Zhang Yan, Fillmore Rebecca A, Zimmer Warren E
Department of Systems Biology and Translational Medicine, College of Medicine, Texas A&M Health Science Center, College Station, TX 77843-1114, USA.
Exp Biol Med (Maywood). 2008 Mar;233(3):297-309. doi: 10.3181/0709-RM-236.
Nkx3.1 is a member of the NK2 class of homeodomain proteins and is expressed in development, being an early marker of the sclerotome and prostate gland. It has been shown to be a critical factor for prostate differentiation and function. Previous studies suggested that Nkx3.1 interacts with Serum Response Factor (SRF) to transactivate the Smooth Muscle gamma-Actin (SMGA) promoter. In studies presented here, we examined the molecular mechanisms underlying the functional synergy of these factors upon SMGA transcription. We demonstrate that full length Nkx3.1 physically interacts with SRF in the absence of DNA and that these factors are able to co-associate in cellular context using a mammalian two-hybrid system. The segment of SRF responsible for Nkx3.1 interaction was mapped to a approximately 30 amino acid region (AAs 142-171) at the N-terminal segment of the MADS box. Two separate regions of Nkx3.1 were found to mediate interactions with SRF. Interestingly, recognized domains of NK2 proteins, namely the TN, homeodomain DNA binding segment, and the NK2-SD do not participate in SRF interactions. One of the Nkx3.1 SRF binding domains was mapped to the N-terminal of the protein consistent with recent studies of these proteins using NMR spectroscopy by Gelmann and colleagues (1). A second SRF binding region was mapped to amino acids C-terminal to the homeodomain. Structural predictions indicate that both of the SRF interacting segments are largely hydrophobic in character and beta-strand in structure. With co-transfection transcriptional analyses we found that interaction between SRF and Nkx3.1 as well as DNA binding by both factors was required for the observed transcriptional synergy. Thus our studies have identified novel protein-protein interacting domains within Nkx3.1 and SRF that operate in concert with their respective DNA binding domains to mediate functional transcriptional synergy of these factors to regulate SMGA gene activation.

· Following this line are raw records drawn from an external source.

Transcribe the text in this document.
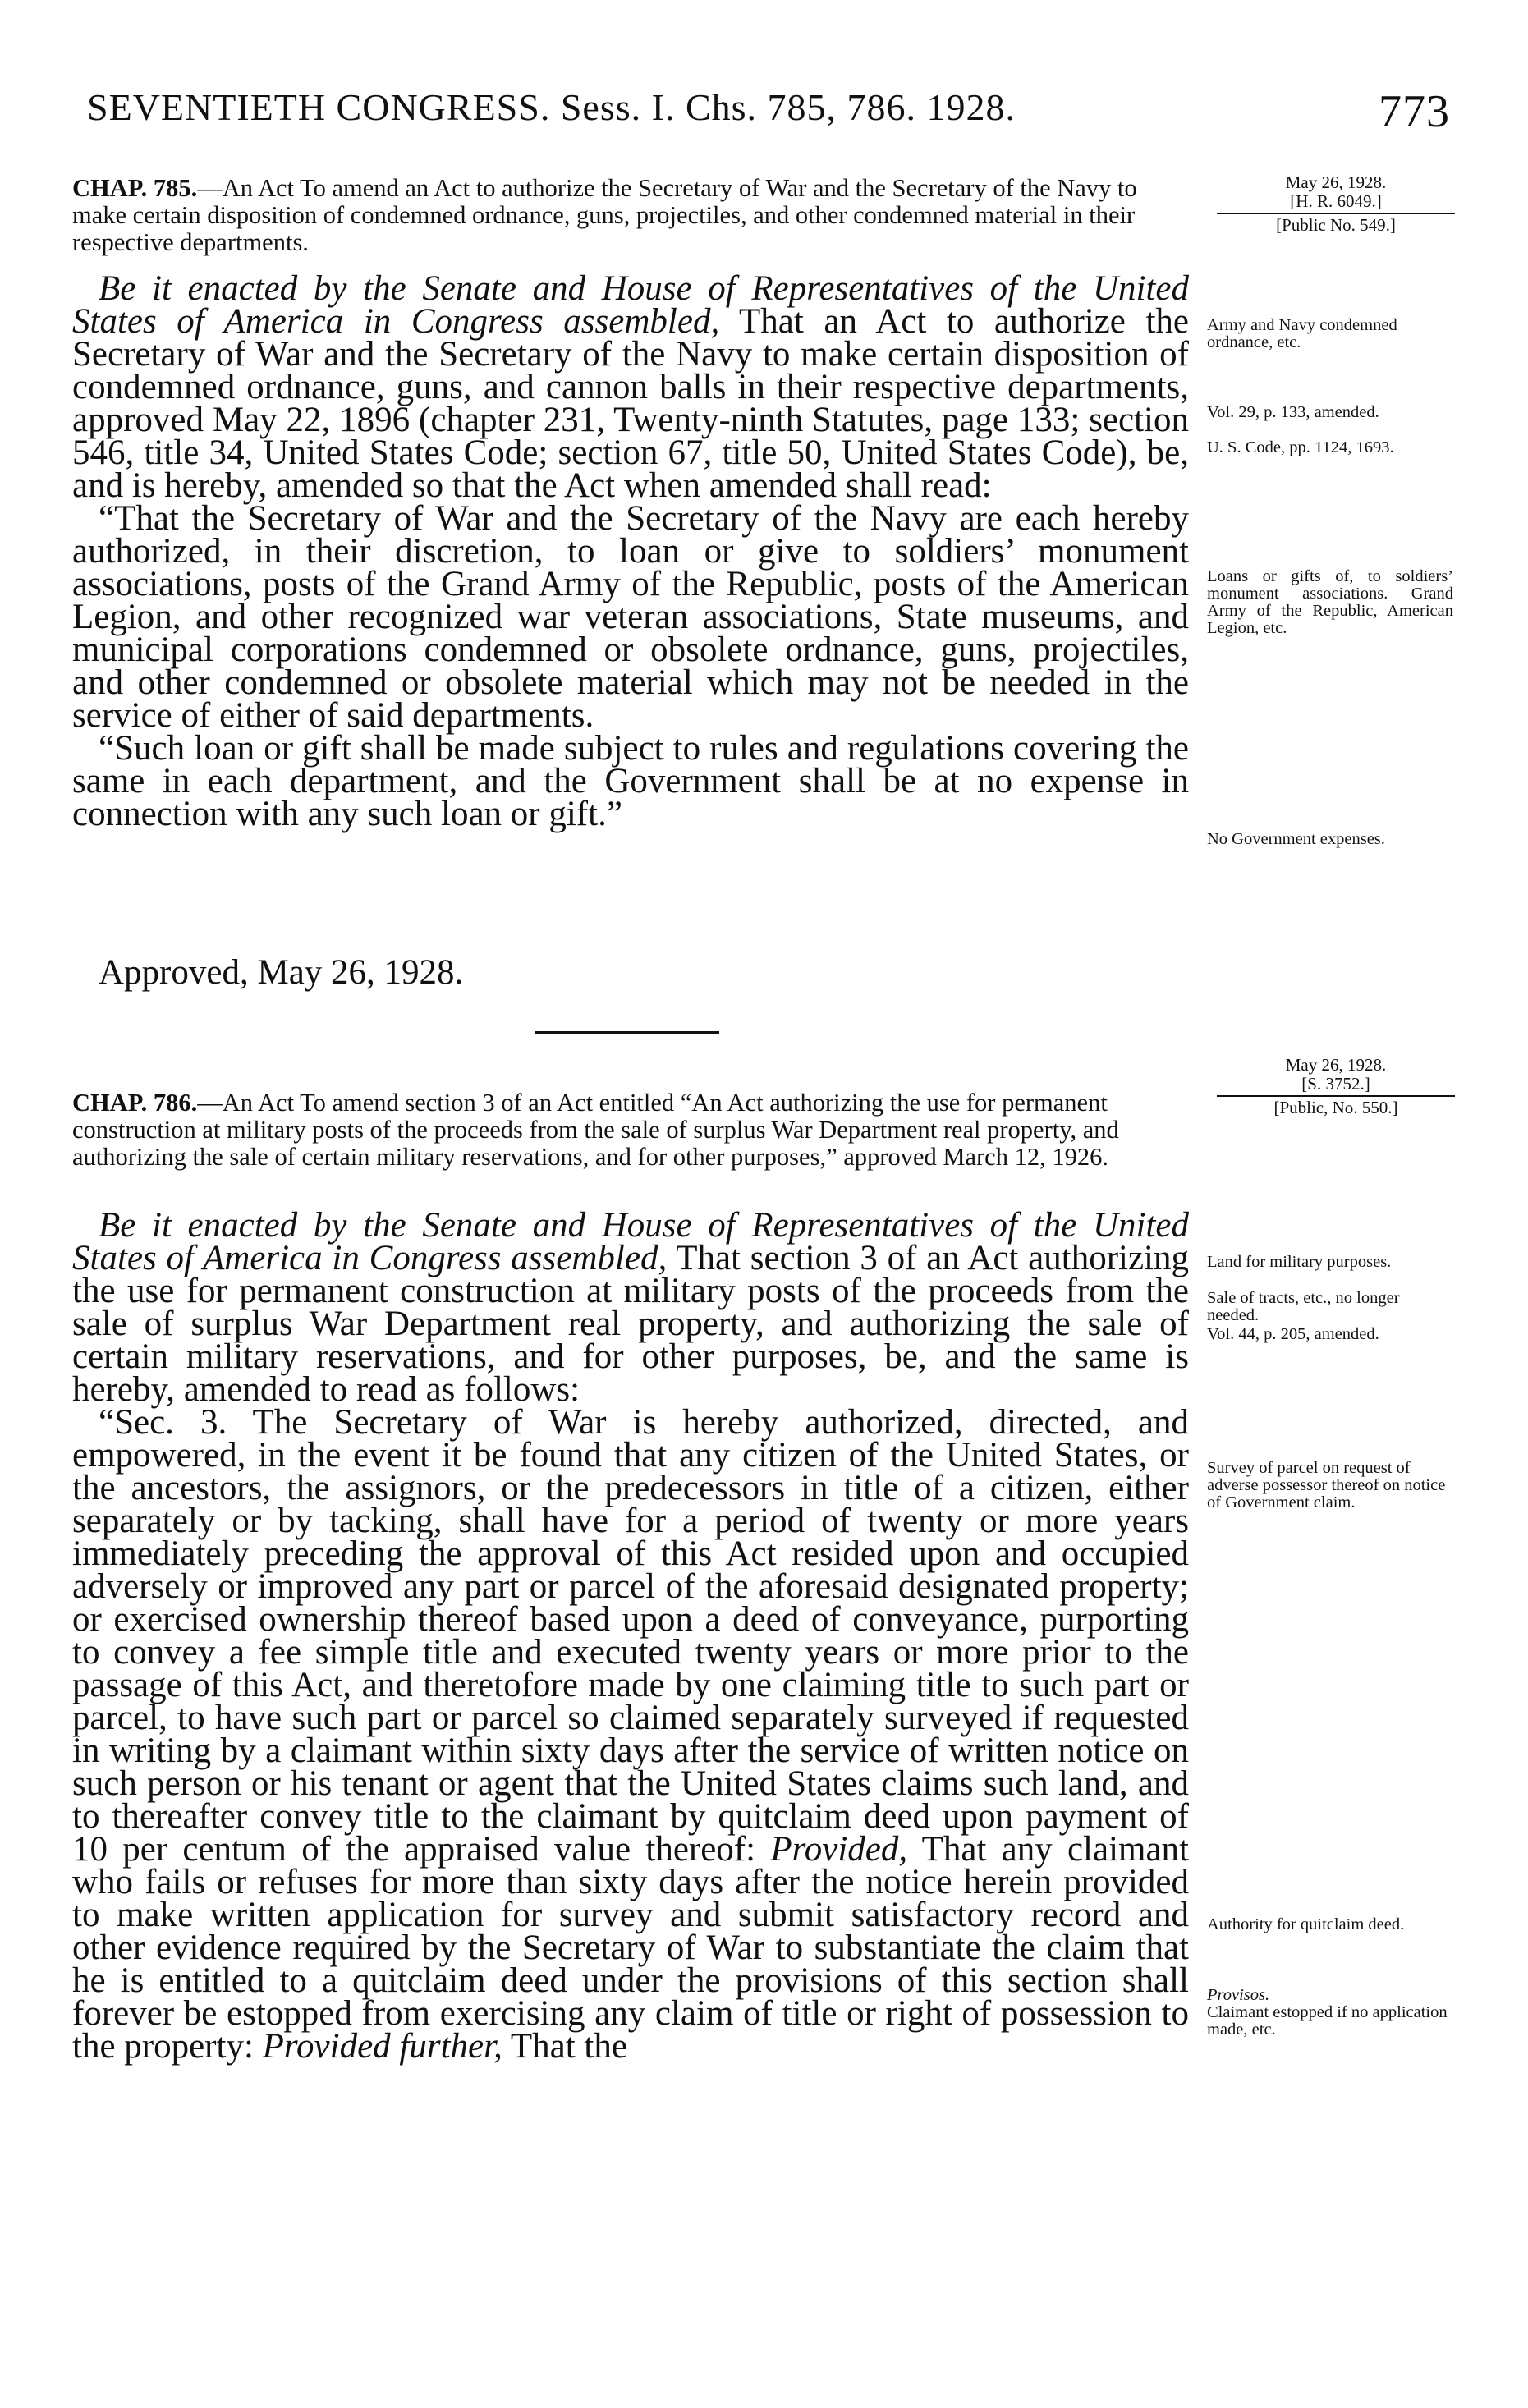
SEVENTIETH CONGRESS. Sess. I. Chs. 785, 786. 1928.	773
CHAP. 785.—An Act To amend an Act to authorize the Secretary of War and the Secretary of the Navy to make certain disposition of condemned ordnance, guns, projectiles, and other condemned material in their respective departments.
May 26, 1928.
[H. R. 6049.]
[Public No. 549.]

Be it enacted by the Senate and House of Representatives of the United States of America in Congress assembled, That an Act to authorize the Secretary of War and the Secretary of the Navy to make certain disposition of condemned ordnance, guns, and cannon balls in their respective departments, approved May 22, 1896 (chapter 231, Twenty-ninth Statutes, page 133; section 546, title 34, United States Code; section 67, title 50, United States Code), be, and is hereby, amended so that the Act when amended shall read:

“That the Secretary of War and the Secretary of the Navy are each hereby authorized, in their discretion, to loan or give to soldiers’ monument associations, posts of the Grand Army of the Republic, posts of the American Legion, and other recognized war veteran associations, State museums, and municipal corporations condemned or obsolete ordnance, guns, projectiles, and other condemned or obsolete material which may not be needed in the service of either of said departments.

“Such loan or gift shall be made subject to rules and regulations covering the same in each department, and the Government shall be at no expense in connection with any such loan or gift.”

Approved, May 26, 1928.
Army and Navy condemned ordnance, etc.
Vol. 29, p. 133, amended.
U. S. Code, pp. 1124, 1693.
Loans or gifts of, to soldiers’ monument associations. Grand Army of the Republic, American Legion, etc.
No Government expenses.
May 26, 1928.
[S. 3752.]
[Public, No. 550.]
CHAP. 786.—An Act To amend section 3 of an Act entitled “An Act authorizing the use for permanent construction at military posts of the proceeds from the sale of surplus War Department real property, and authorizing the sale of certain military reservations, and for other purposes,” approved March 12, 1926.

Be it enacted by the Senate and House of Representatives of the United States of America in Congress assembled, That section 3 of an Act authorizing the use for permanent construction at military posts of the proceeds from the sale of surplus War Department real property, and authorizing the sale of certain military reservations, and for other purposes, be, and the same is hereby, amended to read as follows:

“Sec. 3. The Secretary of War is hereby authorized, directed, and empowered, in the event it be found that any citizen of the United States, or the ancestors, the assignors, or the predecessors in title of a citizen, either separately or by tacking, shall have for a period of twenty or more years immediately preceding the approval of this Act resided upon and occupied adversely or improved any part or parcel of the aforesaid designated property; or exercised ownership thereof based upon a deed of conveyance, purporting to convey a fee simple title and executed twenty years or more prior to the passage of this Act, and theretofore made by one claiming title to such part or parcel, to have such part or parcel so claimed separately surveyed if requested in writing by a claimant within sixty days after the service of written notice on such person or his tenant or agent that the United States claims such land, and to thereafter convey title to the claimant by quitclaim deed upon payment of 10 per centum of the appraised value thereof: Provided, That any claimant who fails or refuses for more than sixty days after the notice herein provided to make written application for survey and submit satisfactory record and other evidence required by the Secretary of War to substantiate the claim that he is entitled to a quitclaim deed under the provisions of this section shall forever be estopped from exercising any claim of title or right of possession to the property: Provided further, That the

Land for military purposes.
Sale of tracts, etc., no longer needed.
Vol. 44, p. 205, amended.
Survey of parcel on request of adverse possessor thereof on notice of Government claim.
Authority for quitclaim deed.
Provisos.
Claimant estopped if no application made, etc.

Nkx3.1是同源结构域蛋白NK2家族的成员,在发育过程中表达,是生骨节和前列腺的早期标志物。它已被证明是前列腺分化和功能的关键因素。先前的研究表明,Nkx3.1与血清反应因子(SRF)相互作用以反式激活平滑肌γ-肌动蛋白(SMGA)启动子。在本文所呈现的研究中,我们研究了这些因子在SMGA转录时功能协同作用的分子机制。我们证明全长Nkx3.1在没有DNA的情况下与SRF发生物理相互作用,并且这些因子能够在细胞环境中使用哺乳动物双杂交系统共同结合。负责与Nkx3.1相互作用的SRF片段被定位到MADS盒N端的大约30个氨基酸区域(第142 - 171位氨基酸)。发现Nkx3.1的两个不同区域介导与SRF的相互作用。有趣的是,NK2蛋白的公认结构域,即TN、同源结构域DNA结合片段和NK2-SD不参与与SRF的相互作用。与Nkx3.1的SRF结合结构域之一被定位到该蛋白的N端,这与Gelmann及其同事最近使用核磁共振光谱对这些蛋白的研究结果一致(1)。第二个SRF结合区域被定位到同源结构域C端的氨基酸。结构预测表明,两个与SRF相互作用的片段在很大程度上具有疏水性且结构为β链。通过共转染转录分析,我们发现SRF与Nkx3.1之间的相互作用以及两个因子的DNA结合对于观察到的转录协同作用是必需的。因此,我们的研究在Nkx3.1和SRF中鉴定出了新的蛋白质-蛋白质相互作用结构域,它们与其各自的DNA结合结构域协同作用,介导这些因子的功能性转录协同作用以调节SMGA基因激活。